Nasıl olurda; ben bir Çanakkaleli olarak Kıymet Kocamış arkadaşımızın mezarının Bozcaada’da olduğunu bilmezdim.
Bu konu benim tarafımdan ayrıca sorgulanacak bir konu, fakat DİSK Genel İş’in yıllar sonrada olsa bu duyarlığını takdir edilecek bir gelişmedir.
Bu gelişme ile birlikte bir başka gerçek ile daha yüzleşme fırsatını bulduk.
Bozcaada Belediyesi’nin DİSK’li işçilere 1 Mayısa katılmama konusundaki baskıları, ayrıca sendikalı oldukları için sürdürülen baskılar gerçeği ile karşılaştık.
Devrimci işçileri anmak işte böyle bir şey;onları andığımız her yerde, her anda bir başka gerçek ile yüzleşmekteyiz.
Bozcaada Belediyesi sendikalı oldukları için işçilere karşı uygulamış baskılara derhal son vermelidir.
Bu çağdaş Bozcaada’nın yerel yönetimine yakışmaz.
Hükümettin zaten unuttuğu Bozcaada’da birde yerel yönetimin bu şekildeki anti demokratik işçi düşmanı uygulamaları Bozcaada’nın imajını sarsar.
Ülke çapında kutlanan 1 Mayıslar aynı zamanda bir başka gerçeği de gözler önüne serdi.
Geçmiş yıllara göre daha kitlesel daha coşkulu kutlanan 1 Mayıslar; iş barış ve özgürlük adına daha güçlü bir potansiyele işaret etmektedir.
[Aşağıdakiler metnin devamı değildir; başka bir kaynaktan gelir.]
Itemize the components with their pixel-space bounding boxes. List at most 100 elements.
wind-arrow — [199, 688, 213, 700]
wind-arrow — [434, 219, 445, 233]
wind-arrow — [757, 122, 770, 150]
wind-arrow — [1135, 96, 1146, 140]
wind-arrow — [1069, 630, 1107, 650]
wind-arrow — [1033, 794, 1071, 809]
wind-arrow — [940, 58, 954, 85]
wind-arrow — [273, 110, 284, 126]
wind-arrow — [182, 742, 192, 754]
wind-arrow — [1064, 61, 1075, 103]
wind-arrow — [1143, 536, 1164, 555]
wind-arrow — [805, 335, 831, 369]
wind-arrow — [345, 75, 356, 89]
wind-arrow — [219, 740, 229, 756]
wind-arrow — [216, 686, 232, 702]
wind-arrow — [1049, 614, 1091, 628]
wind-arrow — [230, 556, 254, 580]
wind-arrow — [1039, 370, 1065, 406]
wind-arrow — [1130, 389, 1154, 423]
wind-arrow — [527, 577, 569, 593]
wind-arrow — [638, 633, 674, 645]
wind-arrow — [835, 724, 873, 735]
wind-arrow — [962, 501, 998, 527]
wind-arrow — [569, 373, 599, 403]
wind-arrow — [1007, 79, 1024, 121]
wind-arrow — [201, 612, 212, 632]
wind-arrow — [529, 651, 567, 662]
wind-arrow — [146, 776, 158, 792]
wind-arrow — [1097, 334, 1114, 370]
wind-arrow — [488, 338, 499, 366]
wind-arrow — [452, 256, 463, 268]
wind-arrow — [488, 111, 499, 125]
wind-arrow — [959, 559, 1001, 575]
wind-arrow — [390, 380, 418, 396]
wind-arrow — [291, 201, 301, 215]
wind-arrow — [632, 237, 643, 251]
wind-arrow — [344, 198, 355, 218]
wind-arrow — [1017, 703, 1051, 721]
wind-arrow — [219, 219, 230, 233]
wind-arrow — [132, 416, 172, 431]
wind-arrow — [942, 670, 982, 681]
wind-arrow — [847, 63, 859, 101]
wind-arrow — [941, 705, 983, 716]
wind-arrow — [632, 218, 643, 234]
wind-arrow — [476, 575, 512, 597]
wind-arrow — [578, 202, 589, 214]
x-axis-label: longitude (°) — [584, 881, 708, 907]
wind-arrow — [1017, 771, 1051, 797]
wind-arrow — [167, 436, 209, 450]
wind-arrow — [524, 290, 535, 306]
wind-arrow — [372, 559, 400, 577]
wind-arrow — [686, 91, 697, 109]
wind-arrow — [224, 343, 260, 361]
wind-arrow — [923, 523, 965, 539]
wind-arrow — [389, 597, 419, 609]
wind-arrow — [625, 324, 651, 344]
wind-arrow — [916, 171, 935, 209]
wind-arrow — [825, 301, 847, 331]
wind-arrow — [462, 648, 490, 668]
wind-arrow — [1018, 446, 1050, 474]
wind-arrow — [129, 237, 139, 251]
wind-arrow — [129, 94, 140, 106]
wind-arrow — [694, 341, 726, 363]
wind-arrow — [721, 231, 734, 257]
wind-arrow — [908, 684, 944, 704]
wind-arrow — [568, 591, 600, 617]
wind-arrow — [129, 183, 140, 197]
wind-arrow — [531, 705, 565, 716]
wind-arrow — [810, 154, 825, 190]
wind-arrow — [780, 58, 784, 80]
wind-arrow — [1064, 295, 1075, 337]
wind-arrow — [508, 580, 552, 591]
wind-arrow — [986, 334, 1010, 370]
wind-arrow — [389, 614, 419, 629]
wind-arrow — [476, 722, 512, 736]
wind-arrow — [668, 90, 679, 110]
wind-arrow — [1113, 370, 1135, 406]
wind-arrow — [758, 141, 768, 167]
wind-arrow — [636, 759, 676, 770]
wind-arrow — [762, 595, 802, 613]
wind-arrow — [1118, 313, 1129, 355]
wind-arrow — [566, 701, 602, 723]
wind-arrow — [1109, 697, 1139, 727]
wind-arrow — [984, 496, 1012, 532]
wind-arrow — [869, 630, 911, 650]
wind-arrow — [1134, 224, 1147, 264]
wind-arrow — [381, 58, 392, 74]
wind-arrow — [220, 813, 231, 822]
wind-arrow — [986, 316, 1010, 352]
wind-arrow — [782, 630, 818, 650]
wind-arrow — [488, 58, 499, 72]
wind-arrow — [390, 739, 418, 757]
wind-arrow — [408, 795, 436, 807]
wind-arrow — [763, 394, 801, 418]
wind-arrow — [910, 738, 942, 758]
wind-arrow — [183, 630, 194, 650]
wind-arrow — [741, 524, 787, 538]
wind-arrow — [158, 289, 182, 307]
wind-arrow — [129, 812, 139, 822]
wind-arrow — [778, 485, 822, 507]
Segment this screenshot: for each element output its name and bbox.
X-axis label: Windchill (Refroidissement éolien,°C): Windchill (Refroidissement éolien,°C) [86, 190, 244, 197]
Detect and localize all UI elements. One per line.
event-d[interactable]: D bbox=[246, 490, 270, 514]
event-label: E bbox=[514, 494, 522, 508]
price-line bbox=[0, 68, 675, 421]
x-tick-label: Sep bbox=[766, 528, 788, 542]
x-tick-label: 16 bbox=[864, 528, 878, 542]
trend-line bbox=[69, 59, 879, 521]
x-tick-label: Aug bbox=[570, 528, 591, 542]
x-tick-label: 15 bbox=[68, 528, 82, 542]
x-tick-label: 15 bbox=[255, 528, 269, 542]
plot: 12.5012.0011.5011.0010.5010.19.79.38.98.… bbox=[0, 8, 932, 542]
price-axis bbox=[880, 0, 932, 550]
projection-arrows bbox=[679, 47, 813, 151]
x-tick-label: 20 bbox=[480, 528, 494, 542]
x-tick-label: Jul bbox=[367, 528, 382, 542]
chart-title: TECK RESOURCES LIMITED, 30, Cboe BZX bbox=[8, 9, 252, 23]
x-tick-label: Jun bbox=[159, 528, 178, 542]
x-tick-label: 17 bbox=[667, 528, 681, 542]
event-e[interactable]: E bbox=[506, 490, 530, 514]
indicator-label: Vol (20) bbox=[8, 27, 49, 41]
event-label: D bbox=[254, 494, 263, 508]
Çanakkale’de de olduğu gibi emekçilerin mevcut sisteme tepkisi her geçen gün büyümekte, demokrasi, barış özlemleri daha bir ete kemiğe bürünmektedir.
Bu birilerini son derece rahatsız etmektedir.
Önümüzdeki günlerde bu durumun yansılarının ne şekilde olacağını hep birlikte izleyeceğiz.